Par une ordonnance du 28 septembre 2023, la clôture de l'instruction a été fixée au 8 décembre 2023 à 12 heures.

II - Par une requête, enregistrée le 7 novembre 2023 sous le n° 23TL02578 et un mémoire, enregistré le 19 avril 2024, le comité d'indemnisation des essais nucléaires demande à la cour :

1°) d'annuler les jugements du tribunal administratif de Montpellier des 2 février 2023 et 26 octobre 2023 ;

2°) de rejeter la demande indemnitaire des consorts A....

Il soutient que :

- en reprenant les moyens formulés dans sa requête n° 23TL00725, il renverse la présomption de causalité entre l'exposition aux rayonnements ionisants due aux essais nucléaires et la maladie de M. A... en apportant la preuve que ce dernier n'a pu recevoir une dose annuelle de rayonnements ionisants dus aux essais nucléaires réalisés en Polynésie française qu'inférieure à un millisievert ;

- à titre subsidiaire, l'indemnisation allouée aux consorts A... doit être évaluée à la somme de 51 566 euros.

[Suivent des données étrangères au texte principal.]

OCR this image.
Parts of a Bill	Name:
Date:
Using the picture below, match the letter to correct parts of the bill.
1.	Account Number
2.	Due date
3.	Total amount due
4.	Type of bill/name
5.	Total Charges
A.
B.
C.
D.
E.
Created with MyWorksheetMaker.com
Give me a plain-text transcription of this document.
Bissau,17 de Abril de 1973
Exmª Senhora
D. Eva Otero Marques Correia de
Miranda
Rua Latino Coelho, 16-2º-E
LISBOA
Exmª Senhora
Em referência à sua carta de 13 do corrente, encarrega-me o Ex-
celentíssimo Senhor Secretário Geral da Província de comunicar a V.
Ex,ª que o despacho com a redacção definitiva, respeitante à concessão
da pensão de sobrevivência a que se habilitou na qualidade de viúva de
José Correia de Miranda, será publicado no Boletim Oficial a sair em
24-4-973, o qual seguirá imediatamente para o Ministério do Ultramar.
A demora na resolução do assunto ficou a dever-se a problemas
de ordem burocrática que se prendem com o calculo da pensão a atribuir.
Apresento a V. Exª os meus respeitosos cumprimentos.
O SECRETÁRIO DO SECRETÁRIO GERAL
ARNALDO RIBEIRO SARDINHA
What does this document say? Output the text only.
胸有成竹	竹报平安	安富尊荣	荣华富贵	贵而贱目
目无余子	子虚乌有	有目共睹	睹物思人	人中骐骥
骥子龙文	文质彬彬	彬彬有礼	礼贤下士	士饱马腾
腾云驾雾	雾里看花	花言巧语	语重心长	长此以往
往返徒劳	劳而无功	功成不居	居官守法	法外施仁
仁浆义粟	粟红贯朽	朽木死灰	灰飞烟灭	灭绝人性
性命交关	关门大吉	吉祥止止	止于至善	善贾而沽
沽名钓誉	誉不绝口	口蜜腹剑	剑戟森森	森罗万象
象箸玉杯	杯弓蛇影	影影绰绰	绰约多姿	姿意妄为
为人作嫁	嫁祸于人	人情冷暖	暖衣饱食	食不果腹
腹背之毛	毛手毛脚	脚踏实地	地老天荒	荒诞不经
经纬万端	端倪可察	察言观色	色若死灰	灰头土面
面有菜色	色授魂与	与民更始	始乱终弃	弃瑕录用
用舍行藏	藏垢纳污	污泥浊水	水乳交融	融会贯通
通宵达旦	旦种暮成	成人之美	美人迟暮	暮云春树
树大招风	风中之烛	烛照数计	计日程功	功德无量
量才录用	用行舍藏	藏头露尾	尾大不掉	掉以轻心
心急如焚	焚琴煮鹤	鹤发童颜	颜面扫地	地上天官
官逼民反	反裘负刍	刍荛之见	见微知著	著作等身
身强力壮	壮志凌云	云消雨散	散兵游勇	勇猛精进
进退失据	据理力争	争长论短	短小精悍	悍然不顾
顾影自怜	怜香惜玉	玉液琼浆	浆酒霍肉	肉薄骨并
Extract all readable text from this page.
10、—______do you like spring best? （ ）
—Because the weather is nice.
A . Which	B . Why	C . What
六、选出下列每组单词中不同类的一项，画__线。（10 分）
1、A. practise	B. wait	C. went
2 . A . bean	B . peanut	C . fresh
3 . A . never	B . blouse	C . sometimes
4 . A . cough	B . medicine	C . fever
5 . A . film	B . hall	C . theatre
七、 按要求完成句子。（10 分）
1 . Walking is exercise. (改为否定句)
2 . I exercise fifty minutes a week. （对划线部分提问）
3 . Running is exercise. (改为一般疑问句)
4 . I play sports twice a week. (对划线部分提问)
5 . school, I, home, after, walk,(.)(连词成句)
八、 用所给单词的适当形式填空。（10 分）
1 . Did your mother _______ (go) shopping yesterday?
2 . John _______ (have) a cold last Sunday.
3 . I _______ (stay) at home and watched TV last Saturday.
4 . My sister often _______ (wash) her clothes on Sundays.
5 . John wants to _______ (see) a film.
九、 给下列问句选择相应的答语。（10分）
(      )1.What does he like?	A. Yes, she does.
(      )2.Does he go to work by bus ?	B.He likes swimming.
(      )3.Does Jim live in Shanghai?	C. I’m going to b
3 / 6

Par un mémoire en défense, enregistré le 13 février 2024, Mme D... A..., M. E... A... et M. B... A..., représentés par Me Labrunie, concluent :

1°) au rejet de la requête ;

2°) par la voie de l'appel incident, à ce que la somme à laquelle le comité d'indemnisation des victimes d'essais nucléaires a été condamné à leur verser, en qualité d'ayants droit de leur père décédé, soit portée à un montant de 162 123 euros assortie des intérêts de retard à compter de leur demande indemnitaire préalable du 29 juillet 2019 et de leur capitalisation ;

3°) à ce qu'il soit mis à la charge définitive de l'État les frais d'expertise ;

4°) à ce qu'il soit mis à la charge de l'État la somme de 3 000 euros sur le fondement de l'article L. 761-1 du code de justice administrative

Ils font valoir que :

- le comité d'indemnisation des essais nucléaires échoue à renverser la présomption de causalité bénéficiant à leur père, M. A..., en reprenant les moyens formulés dans l'instance n° 2300725 ;

- l'évaluation des frais d'assistance à la victime par tierce personne pour effectuer les actes de la vie courante doit prendre en compte, à compter du 28 avril 2020, une présence d'aide familiale continue sur la journée ; le taux horaire doit distinguer l'aide active aux soins et l'aide passive de surveillance et d'état d'alerte ; ce chef de préjudice doit être évalué à la somme de

15 736 euros ;

- au titre du déficit fonctionnel temporaire partiel, l'expert a omis de prendre en compte le déficit subi par la victime du 25 décembre 2019 à son décès qui doit être évalué à 75 % ; ils demandent la confirmation de l'indemnité de 16 387 euros allouée par les premiers juges au titre du déficit fonctionnel temporaire ;

- l'indemnisation des souffrances endurées évaluées par l'expert à un niveau de 5 sur une échelle de 7 pour l'ensemble de la maladie doit être fixée à 50 00 euros ;

- le préjudice esthétique évalué par l'expert à un niveau de 3 sur une échelle de 7 en raison de la dégradation progressive de l'image corporelle avec amaigrissement et perte de l'image de soi, et par la suite, du port permanent d'une poche à urine, doit être réparé par l'allocation d'une somme de 20 000 euros ;

- dès lors que la victime a vécu dans l'inquiétude permanente de l'issue fatale de son cancer, le préjudice lié à ses souffrances morales particulières doit être évalué à la somme de

70 000 euros.

Par une ordonnance du 5 décembre 2024, la clôture de l'instruction a été fixée au 19 décembre 2024 à 12 heures.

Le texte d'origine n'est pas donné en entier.